Incidentally, ten batteries were manufactured for each. Table 1 shows the results. The discharge capacity at the first cycle in Table 1 is an index with the capacity at the first cycle of the battery A1 as 100. The capacity retention rate at the 25th cycle is a ratio (%) to the discharge capacity at the first cycle of each battery, and is an average value of the capacity retention rates of the batteries in which the electrolyte did not leak.

[0041]

[Table 1]

As is clear from the results shown in Table 1, a battery A1 using a positive electrode prepared by adding cement to γ-type nickel oxyhydroxide in which manganese is solid-dissolved in an amount of 5 to 50% by weight is added.
In addition, A3 to A5 have no cracks in the positive electrode, and are excellent in cycle characteristics and leakage resistance.

It is considered that the reason why the number of leaked batteries generated in the battery A2 is large is that the oxygen overvoltage cannot be sufficiently improved due to the small amount of solid solution of manganese.
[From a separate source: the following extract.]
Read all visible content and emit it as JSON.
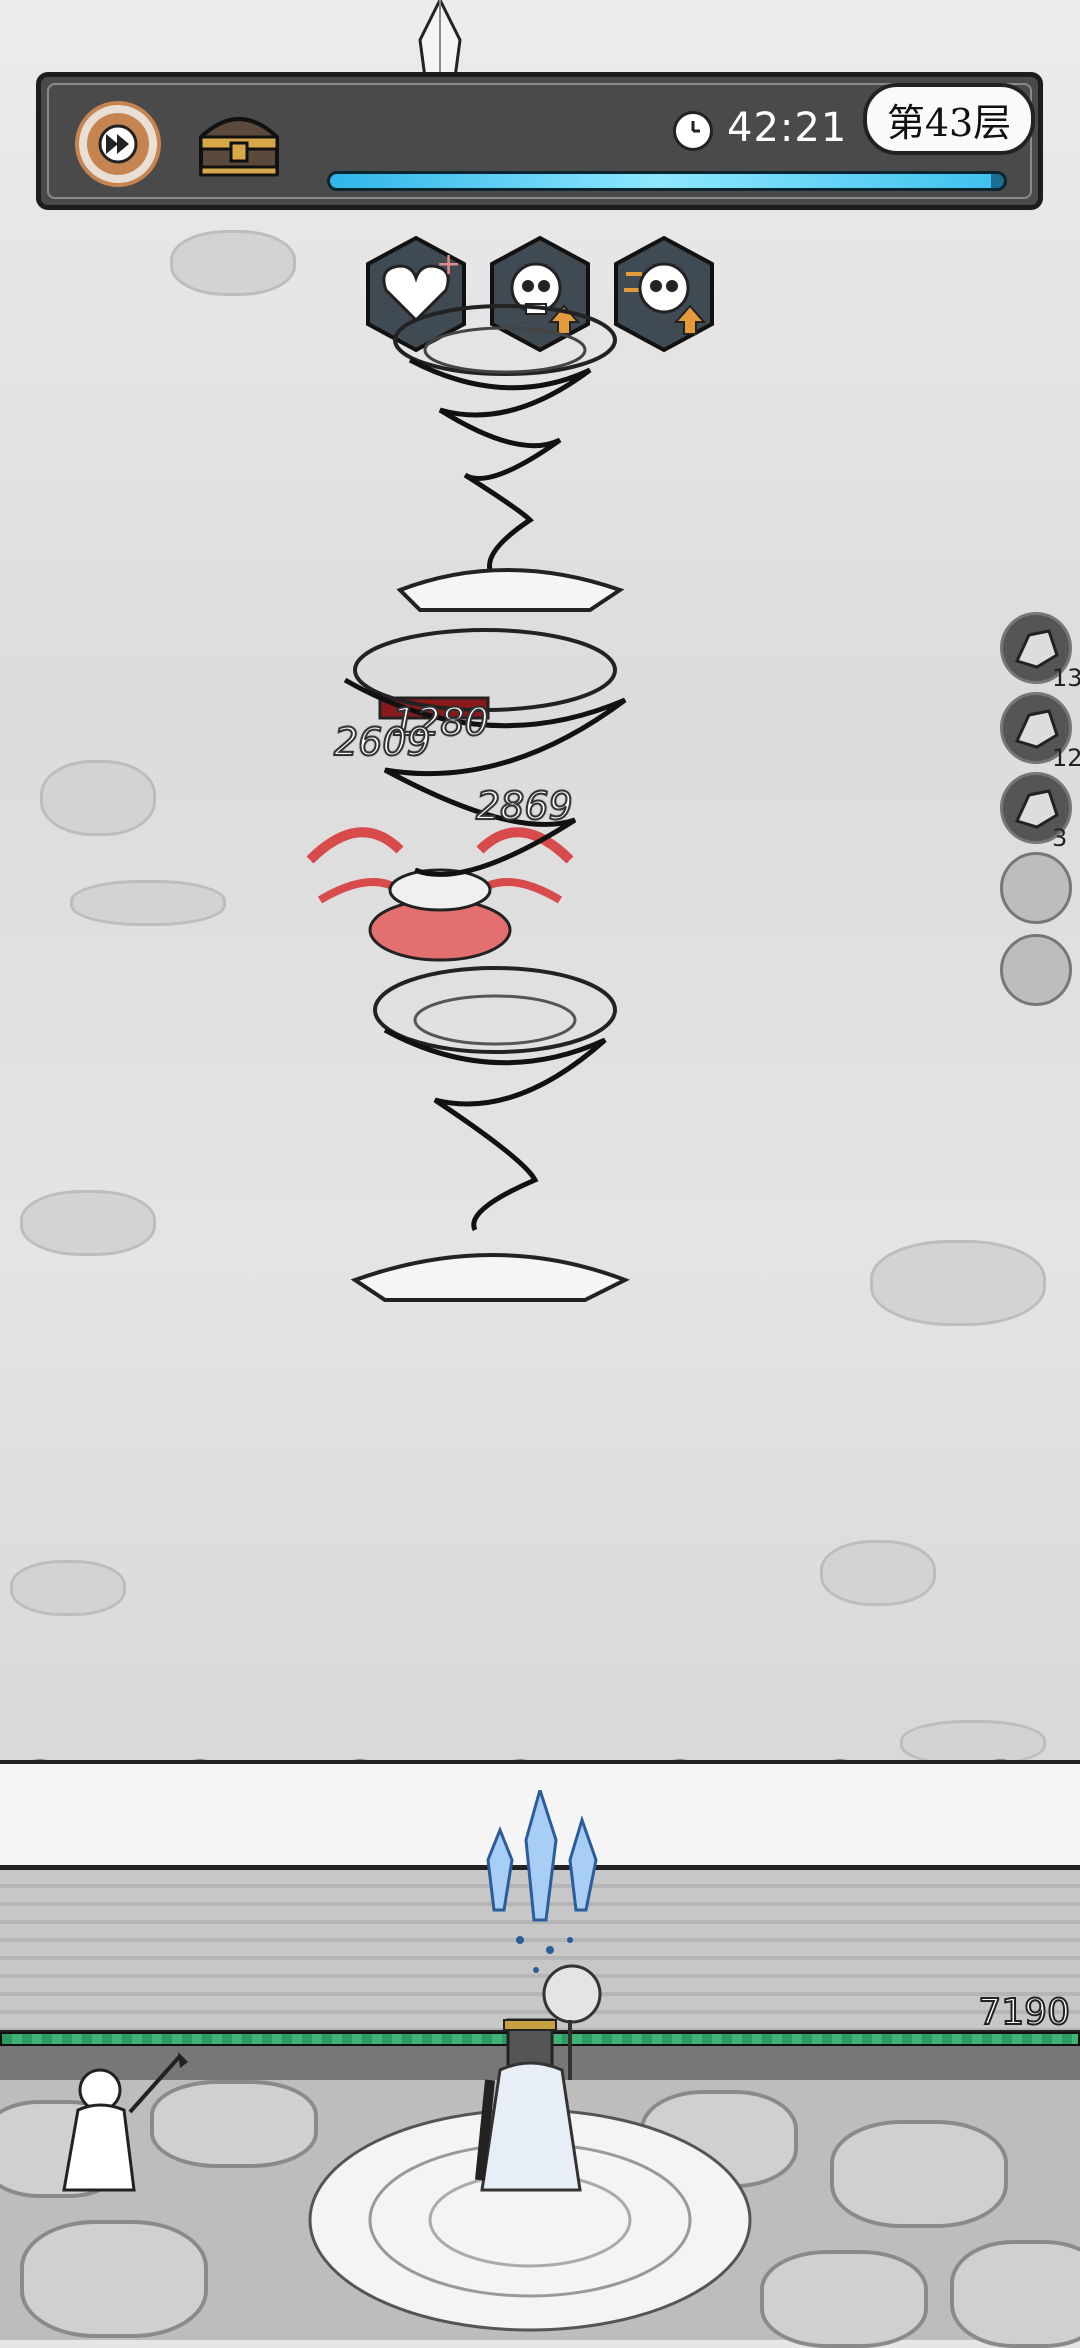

Battery A6
It is considered that the reason why the discharge capacity in the first cycle is small is that the amount of γ-type nickel oxyhydroxide, which is an active material, is relatively reduced due to the large amount of solid solution of manganese.

The reason why the positive electrode crack generation rate of the comparative battery X is high is considered to be that the strength of the positive electrode molded product was insufficient because no cement was added. The reason why the discharge capacity of the comparative battery Y is low is considered to be that the crystal structure has changed. In addition, it is considered that the liquid leakage resistance is poor because the oxygen overvoltage of the positive electrode is low.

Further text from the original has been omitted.